I keep running a TV clip in my mind. A reporter is in NYC asking a woman if she plans to vote. Invote what sounds to me like an irate tone she replies, “Only if it’s convenient.”

When did protecting our democracy become “convenient”? In school, I learned about the founding of the country and the battles fought. And battles continued to end slavery and give voting rights to all. The battles are far from over.

Voting however is convenient. You can vote today in many states earlier than November 8 and you can post absentee ballots from the convenience of your home, with the inconvenience of two stamps and dropping the ballot in the mail.

Convenient. Some people are losing sleep over this election (me) where media has run amok promoting some candidates in the primaries and not all, and reacting to pseudo-scandals as if they are real. In this election, it is increasingly difficult to know what is true and what is false with claims moving at the speed of light. Obviously, we all want and expect our politicians and candidates to speak the truth. So far, Obama is the most truthful politician of recent times. Trump is the least, and Hillary is more truthful than Sanders — click here to see more on this.

Our democracy depends on people agreeing to be inconvenienced. Democracy is a process of unification. We are meant to pay attention to the environment and each other. This means we delay going on an important errand to help a neighbor, and we turn off the water when brushing our teeth. This means we read the most reliable sources we can find to know what is going on in the world—including in other parts of the world—because we are all connected and boundaries are made by people not by nature.

Democracy means educating our children and giving them a voice and a choice so they continue to grow and choose to participate and perhaps one day run for office to protect and defend our democracy which will always be threatened from within our country and from the outside.

Democracy includes discomfort and pushing ourselves to stay tuned in even though we are pulled to the next flashy news story. We better be paying attention to the Dakota Access Pipeline because the treatment of the protesters is a vivid threat to our right to seek information, have a voice and to protest. We have to remember that democracy is built on the premise that we can take a knee. And we can vote.

Voting is the pipeline to preserve democracy. When I hear politicians promising to veto any nominee to the Supreme Court without due process, I am ready to vote. When I hear politicians ready to create ongoing pseudo-scandals to obstruct government, I am ready to vote.

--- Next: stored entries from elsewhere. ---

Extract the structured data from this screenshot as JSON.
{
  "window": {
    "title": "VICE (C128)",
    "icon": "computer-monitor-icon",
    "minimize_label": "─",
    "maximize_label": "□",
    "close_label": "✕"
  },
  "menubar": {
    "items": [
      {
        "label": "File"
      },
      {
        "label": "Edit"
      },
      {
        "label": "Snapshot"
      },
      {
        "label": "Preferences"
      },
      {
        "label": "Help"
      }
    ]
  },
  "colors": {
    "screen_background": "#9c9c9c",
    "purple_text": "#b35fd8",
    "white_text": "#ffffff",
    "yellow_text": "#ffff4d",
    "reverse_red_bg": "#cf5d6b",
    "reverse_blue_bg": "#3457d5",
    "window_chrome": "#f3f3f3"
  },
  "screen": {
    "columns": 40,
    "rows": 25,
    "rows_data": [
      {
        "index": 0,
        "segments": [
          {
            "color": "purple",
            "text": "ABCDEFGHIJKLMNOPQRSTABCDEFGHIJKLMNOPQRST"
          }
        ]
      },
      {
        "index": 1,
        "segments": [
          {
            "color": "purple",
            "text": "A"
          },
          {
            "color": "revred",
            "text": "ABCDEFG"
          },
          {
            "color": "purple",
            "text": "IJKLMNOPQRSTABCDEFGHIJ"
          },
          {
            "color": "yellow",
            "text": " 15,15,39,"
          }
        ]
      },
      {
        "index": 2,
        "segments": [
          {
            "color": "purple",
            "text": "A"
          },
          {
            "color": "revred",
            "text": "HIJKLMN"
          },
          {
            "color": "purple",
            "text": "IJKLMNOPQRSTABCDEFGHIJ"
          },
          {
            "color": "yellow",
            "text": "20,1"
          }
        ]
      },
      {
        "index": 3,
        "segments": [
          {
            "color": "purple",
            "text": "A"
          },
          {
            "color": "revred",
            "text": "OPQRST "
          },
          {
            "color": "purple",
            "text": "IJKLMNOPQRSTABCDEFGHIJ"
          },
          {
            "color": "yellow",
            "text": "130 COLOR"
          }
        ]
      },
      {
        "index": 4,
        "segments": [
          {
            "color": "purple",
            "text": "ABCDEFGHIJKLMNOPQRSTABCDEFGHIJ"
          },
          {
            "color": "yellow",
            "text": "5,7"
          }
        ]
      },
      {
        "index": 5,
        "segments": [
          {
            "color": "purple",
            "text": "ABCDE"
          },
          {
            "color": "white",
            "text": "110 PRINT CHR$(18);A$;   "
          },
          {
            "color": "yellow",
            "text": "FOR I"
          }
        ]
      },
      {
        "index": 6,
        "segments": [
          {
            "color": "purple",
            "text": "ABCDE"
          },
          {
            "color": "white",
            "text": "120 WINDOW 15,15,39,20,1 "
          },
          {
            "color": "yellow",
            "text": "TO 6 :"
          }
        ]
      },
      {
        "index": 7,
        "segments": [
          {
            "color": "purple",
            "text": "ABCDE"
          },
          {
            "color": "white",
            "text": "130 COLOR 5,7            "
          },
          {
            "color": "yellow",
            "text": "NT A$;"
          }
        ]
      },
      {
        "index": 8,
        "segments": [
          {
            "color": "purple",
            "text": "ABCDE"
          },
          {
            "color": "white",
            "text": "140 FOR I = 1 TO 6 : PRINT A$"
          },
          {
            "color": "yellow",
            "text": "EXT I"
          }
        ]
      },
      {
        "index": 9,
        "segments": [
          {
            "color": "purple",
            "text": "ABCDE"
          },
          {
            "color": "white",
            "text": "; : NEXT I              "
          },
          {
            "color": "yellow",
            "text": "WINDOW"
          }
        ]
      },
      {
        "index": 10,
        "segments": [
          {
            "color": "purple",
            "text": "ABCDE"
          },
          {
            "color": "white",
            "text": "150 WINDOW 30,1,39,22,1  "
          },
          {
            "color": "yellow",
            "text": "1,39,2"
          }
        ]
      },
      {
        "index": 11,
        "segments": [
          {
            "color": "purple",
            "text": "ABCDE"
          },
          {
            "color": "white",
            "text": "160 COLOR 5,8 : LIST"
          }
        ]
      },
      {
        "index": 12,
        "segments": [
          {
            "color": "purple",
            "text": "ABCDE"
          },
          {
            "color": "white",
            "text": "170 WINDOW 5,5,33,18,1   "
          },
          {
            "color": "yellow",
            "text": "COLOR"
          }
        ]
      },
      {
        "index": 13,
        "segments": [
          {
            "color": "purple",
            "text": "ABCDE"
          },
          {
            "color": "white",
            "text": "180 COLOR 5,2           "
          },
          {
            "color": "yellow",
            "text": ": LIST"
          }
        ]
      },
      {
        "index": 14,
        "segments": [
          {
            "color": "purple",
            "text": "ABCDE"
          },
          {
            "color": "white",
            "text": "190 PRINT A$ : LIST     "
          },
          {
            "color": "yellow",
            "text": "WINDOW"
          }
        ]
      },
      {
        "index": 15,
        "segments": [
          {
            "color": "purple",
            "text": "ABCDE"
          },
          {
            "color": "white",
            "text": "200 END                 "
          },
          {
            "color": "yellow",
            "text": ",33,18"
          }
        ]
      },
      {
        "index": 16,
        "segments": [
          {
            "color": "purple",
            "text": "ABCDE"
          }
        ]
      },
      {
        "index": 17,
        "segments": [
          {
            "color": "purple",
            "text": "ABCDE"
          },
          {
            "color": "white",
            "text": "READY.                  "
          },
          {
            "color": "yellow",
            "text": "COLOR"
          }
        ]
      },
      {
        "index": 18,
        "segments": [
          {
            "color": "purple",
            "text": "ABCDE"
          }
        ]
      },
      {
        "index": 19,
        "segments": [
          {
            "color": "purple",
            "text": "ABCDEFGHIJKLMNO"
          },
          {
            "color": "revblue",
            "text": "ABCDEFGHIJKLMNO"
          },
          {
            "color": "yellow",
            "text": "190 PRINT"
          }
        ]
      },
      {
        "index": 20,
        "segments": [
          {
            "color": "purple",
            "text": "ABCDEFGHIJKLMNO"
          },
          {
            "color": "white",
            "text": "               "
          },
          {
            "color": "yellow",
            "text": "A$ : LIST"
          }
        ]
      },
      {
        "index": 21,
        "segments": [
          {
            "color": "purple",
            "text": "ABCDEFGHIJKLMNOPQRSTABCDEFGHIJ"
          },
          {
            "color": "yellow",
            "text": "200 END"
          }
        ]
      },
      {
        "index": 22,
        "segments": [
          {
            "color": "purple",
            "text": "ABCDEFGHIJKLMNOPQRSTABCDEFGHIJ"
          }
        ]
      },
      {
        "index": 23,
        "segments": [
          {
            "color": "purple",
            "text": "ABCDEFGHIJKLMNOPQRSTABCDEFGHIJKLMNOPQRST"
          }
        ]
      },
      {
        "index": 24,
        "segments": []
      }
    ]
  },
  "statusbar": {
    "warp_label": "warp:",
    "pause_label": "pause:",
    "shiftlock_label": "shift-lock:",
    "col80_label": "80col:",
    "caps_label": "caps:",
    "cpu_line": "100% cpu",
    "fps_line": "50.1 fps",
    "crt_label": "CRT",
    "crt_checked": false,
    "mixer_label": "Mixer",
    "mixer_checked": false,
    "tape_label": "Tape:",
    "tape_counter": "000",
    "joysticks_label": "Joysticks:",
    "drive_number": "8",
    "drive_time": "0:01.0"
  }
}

Commentator Van Jones spoke on Friday night on Real Time with Bill Maher stating: “They [congressional Republicans] have forgotten the difference between being a party of opposition and a party of obstruction. There’s great honor in being a party of opposition, you know, saying ‘Listen, we think your ideas are wrong. We can make them better.’ But when you stop the entire government from functioning, there’s a word for that: treason. You have to do your job. You take an oath.”

I am troubled beyond words by this endless election season. And what I can do is vote. And I ask you to do the same. And to vote for HRC. If you are in any way undecided, choose Hillary. If you can’t find a reason, select just one: climate change. One candidate thinks this is a lie and the other is ready to protect the planet.

I am ready to be inconvenienced on November 8.